Sitting on the patio at Peddler’s Fork, alone out here as it’s a SoCal pre-Christmas bit of chilly, i.e., 60 degrees, way too cold for the cycling clan packing the tables indoors, brrr, but perfect for me as I’m the kind of writer who likes to wear sweaters, for once, and watch the mallards fuss about down in the gurgling creek and the squirrel scurry by my riding boots as I wait for a visit from my muse—and gear up for a riding lesson that terrifies me. Not the horse, the horse is a generous Majesty.
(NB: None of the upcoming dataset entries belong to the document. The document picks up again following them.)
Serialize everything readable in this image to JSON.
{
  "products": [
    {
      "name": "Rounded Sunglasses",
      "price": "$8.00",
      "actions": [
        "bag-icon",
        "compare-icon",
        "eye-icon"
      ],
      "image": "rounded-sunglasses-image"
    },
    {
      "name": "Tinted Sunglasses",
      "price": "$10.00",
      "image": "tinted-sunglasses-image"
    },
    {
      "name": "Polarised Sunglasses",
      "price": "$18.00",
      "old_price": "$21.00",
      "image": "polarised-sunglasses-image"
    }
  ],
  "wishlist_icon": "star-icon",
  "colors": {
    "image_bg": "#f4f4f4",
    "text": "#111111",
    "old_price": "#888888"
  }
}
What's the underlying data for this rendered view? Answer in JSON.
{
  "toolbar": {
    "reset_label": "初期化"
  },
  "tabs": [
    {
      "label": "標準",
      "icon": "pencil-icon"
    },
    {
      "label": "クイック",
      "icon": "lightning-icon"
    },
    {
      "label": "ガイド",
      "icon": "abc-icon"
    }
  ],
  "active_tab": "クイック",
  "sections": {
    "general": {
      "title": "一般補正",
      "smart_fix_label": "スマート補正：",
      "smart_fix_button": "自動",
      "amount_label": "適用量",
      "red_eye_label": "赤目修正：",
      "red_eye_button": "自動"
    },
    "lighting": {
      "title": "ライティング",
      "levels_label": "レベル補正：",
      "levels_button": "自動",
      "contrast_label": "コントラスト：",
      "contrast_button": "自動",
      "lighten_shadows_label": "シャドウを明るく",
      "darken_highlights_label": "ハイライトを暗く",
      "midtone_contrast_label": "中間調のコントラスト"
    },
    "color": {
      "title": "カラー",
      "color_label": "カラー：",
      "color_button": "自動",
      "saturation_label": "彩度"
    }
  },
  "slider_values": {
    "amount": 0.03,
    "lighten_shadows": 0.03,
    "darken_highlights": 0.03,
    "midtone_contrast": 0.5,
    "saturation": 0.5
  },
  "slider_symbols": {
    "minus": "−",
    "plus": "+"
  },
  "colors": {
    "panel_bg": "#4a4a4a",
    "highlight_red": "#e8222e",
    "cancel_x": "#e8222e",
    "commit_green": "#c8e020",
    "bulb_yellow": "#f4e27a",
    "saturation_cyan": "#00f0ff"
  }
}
It’s the effort I shy from, of being gaspy only half way through the lesson and a noodly wreck afterwards instead of composed and powerful enough to food shop, pay bills, scrub the bathroom, make homemade chicken nuggets, rake the Ponderosa, be a mother, be a GREAT mother (this typically involves playing the Dr. Seuss I Can Do That game, thus hopping around the Trick-A-Ma-Stick with a rubber ball between my knees), be a Taxi Mother, draw the bath, ready the pajamas and the lullabies, and write, all in one, hours-stingy day. But I tell myself:
I can do it.
Something I never let myself in on until I became a mother. And even as I say it, I feel the terror surrender and climb meekly into the newspaper boat I made for it and sail off down the gurgling creek and into the dark drainpipe, instant ghost ship, abandoned. Gone.
Each day, over the last 6 years, the terror that I won’t be able to accomplish what I want to goes away a little bit faster.
May 2014 be full of this kind of s***.